With the exception of this weekend, because I went on a trip after our last course, I do every review each day. Usually takes me ~2 hours in the morning. As I said below, the 3-400 new cards I'm doing are only for whatever block I'm in, so maybe 3-4 days out of each multi-week block. I don't do that every single day.

That is the strangest way of going through Zanki I have heard of. All the power to you if it helps. So you're going to get through Zanki in 3 months? And yes, second the reviews question above.

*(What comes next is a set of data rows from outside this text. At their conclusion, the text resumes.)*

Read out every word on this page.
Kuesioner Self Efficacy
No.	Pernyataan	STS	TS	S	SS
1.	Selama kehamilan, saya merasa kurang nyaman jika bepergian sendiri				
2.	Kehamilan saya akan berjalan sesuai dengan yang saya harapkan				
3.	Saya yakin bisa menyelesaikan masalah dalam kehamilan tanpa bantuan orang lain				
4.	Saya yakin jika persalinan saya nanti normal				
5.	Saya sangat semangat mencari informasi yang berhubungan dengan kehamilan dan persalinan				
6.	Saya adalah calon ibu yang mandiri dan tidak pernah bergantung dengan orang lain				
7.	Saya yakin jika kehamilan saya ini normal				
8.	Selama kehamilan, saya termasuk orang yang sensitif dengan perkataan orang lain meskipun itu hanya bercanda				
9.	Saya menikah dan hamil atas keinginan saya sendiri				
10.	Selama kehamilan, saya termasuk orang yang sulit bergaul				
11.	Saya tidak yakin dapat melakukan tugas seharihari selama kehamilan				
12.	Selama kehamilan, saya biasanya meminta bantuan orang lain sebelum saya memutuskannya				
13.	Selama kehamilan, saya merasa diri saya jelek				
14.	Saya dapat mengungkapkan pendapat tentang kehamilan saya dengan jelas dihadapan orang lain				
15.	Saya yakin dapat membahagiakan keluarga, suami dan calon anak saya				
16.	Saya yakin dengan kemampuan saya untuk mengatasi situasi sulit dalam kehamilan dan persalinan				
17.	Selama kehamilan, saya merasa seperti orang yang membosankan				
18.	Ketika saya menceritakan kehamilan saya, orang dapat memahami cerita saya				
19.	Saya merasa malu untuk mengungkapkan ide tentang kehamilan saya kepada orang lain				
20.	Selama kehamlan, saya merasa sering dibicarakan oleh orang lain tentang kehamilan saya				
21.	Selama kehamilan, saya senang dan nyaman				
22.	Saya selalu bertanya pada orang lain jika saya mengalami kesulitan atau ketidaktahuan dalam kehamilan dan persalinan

Lol, I don't think it's strange at all. I don't do 3-400 new cards every single day, I do all new cards for each block and then I'm left with only reviews. For example, if you have 5 weeks for your GI course and there are 1,100 zanki path cards for GI, then I will do all of those new cards for the first 3 days of the block and have the remaining 4 and a half weeks to use as review + learning lecture-specific material. I just frontload the work rather than spreading it out, which works better for me to know what is covered vs. isn't covered in our lectures. I don't do 400 new cards every single day or else I would just be mindlessly doing cards for systems I hadn't yet learned.
 
With the exception of this weekend, because I went on a trip after our last course, I do every review each day. Usually takes me ~2 hours in the morning. As I said below, the 3-400 new cards I'm doing are only for whatever block I'm in, so maybe 3-4 days out of each multi-week block. I don't do that every single day.



Lol, I don't think it's strange at all. I don't do 3-400 new cards every single day, I do all new cards for each block and then I'm left with only reviews. For example, if you have 5 weeks for your GI course and there are 1,100 zanki path cards for GI, then I will do all of those new cards for the first 3 days of the block and have the remaining 4 and a half weeks to use as review + learning lecture-specific material. I just frontload the work rather than spreading it out, which works better for me to know what is covered vs. isn't covered in our lectures. I don't do 400 new cards every single day or else I would just be mindlessly doing cards for systems I hadn't yet learned.
Gotcha! Thank you for explaining. Sounds like a solid strategy.